И Виня спрыгнул. Он медленно летел вниз в Москву-реку с самого верхнего яруса метромоста, а я стоял наверху, и постепенно до меня доходило, как ужасно то, что произошло. Из оцепенения меня вывел увесистый отцовский подзатыльник. Я закричал и перестал видеть вокруг предметы.
– Папа, спаси его!
Так, кажется, я кричал, а отец быстро тащил меня за руку назад к смотровой площадке, а потом вниз, вниз к набережной. По пути мы набрали камней, и отец стал бросать их в реку так, чтобы невозмутимо плывущего медвежонка прибило к берегу.
Я боялся, что Виня намокнет и утонет, или что его унесет куда-нибудь в открытое море, но отец кидал и кидал камни, пока наконец не вытащил Виню на остановке речного трамвайчика.
– Никогда больше не топи друзей, – сказал мне отец.

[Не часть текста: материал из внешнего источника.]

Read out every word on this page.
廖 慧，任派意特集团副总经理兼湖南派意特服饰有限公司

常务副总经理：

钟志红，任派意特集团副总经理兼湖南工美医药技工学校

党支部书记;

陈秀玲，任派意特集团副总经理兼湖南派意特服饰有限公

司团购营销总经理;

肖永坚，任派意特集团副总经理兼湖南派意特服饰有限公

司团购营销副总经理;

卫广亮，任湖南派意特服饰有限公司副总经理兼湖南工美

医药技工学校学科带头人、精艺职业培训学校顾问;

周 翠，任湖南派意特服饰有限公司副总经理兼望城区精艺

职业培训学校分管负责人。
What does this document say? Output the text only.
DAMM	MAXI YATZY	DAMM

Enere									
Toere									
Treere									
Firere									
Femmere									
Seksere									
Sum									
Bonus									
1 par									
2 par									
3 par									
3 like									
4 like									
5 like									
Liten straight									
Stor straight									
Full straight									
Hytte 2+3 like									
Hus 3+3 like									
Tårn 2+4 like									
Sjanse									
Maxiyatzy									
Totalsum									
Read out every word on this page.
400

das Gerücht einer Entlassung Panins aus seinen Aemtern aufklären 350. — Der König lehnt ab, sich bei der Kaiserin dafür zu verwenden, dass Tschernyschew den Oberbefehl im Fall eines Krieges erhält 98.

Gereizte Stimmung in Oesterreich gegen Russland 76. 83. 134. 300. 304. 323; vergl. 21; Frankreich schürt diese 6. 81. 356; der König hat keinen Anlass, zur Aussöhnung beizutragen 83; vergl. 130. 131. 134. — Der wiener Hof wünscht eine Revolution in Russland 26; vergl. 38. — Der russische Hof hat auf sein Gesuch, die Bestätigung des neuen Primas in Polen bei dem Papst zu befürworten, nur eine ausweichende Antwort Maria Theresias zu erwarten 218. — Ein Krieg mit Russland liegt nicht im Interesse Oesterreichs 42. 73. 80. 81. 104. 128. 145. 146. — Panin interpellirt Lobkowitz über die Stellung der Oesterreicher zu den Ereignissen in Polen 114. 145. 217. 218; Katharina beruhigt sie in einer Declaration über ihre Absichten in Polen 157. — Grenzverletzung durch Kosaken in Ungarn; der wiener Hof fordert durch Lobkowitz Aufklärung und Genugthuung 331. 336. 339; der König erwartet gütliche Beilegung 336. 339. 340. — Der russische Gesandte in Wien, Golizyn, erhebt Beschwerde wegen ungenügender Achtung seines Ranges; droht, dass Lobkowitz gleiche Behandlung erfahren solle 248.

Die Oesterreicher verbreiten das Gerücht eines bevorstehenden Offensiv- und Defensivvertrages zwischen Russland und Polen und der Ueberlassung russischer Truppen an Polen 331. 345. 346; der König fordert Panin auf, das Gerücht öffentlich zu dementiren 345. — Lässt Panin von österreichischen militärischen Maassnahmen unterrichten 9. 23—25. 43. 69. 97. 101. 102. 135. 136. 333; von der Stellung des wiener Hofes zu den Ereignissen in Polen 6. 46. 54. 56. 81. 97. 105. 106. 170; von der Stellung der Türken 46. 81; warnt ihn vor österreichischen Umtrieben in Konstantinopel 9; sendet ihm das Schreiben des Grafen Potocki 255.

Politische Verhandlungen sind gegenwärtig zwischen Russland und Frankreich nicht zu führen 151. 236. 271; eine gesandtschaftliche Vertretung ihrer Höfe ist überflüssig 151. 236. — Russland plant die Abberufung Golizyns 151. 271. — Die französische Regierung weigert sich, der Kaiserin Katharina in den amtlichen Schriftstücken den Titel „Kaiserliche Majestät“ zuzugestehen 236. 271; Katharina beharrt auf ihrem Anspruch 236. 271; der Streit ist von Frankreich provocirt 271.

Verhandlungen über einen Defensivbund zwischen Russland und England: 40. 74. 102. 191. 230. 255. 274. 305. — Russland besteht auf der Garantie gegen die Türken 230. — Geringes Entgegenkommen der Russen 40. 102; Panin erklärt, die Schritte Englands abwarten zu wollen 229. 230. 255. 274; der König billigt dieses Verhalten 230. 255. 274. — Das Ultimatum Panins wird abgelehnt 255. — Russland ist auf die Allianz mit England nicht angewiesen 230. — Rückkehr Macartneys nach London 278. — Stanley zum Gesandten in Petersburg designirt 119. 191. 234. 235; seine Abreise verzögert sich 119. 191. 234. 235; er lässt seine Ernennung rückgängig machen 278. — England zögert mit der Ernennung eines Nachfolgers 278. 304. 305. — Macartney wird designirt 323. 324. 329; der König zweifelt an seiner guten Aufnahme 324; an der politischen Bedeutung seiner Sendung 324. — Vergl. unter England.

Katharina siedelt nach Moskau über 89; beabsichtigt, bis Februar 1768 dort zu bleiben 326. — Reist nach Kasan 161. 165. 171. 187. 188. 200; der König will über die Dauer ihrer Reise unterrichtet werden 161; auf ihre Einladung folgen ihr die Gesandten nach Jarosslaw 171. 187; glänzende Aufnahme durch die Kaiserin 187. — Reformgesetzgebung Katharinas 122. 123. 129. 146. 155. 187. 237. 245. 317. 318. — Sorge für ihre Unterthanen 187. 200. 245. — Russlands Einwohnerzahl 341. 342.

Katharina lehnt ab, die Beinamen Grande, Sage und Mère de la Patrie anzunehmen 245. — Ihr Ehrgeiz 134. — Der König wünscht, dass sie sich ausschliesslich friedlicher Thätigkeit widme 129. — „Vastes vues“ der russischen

– Он сам прыгнул… – я пытался оправдываться.
– И не ври!
С этих пор Виня начал лысеть. Шерсть вылезала, и ткань расползалась во многих местах на лапах и на голове. Я сшил Вине комбинезон, а соседка по коммунальной квартире связала ему шарф. Примерно в это же время я дорос до той критической отметки, когда мальчики перестают интересоваться плюшевыми мишками. Я все чаще не брал Виню на прогулки. Мне нужно было интересоваться девочками, меня приняли в комсомол, мне исполнилось четырнадцать лет.
Тут-то и произошло предательство.
– Почему бы тебе не назначить Виню талисманом? – посоветовал мне как-то дядюшка.
То есть не играть с ним больше. Не разговаривать, не носить на уроки в школу, а просто посадить в комнате на почетное место и забыть. Я послушался. Я разыскал медвежонка и сказал ему:
– Виня, ты теперь будешь у меня талисманом. Это же лучше, чем игрушкой…
Медвежонок не сказал ни слова. Больше никогда. Я предал его. И он онемел от горя. Теперь изредка, вытаскивая Виню из шкафа, я думаю: «Вот мы были ровесниками. Он – сорвиголовой, я – трусом. Он никого не предал, я предал его. Ему отрывали голову дважды, мне – никогда. Он лежит теперь на полке среди старых вещей все равно что мертвый. Я работаю в журнале «Столица» шеф-корреспондентом и дружу с главным редактором».
По всему выходит, что мой способ жить правильнее Вининого. Но откуда тогда печаль? Я не знаю.
Может быть, Виня знает. Но Виня молчит.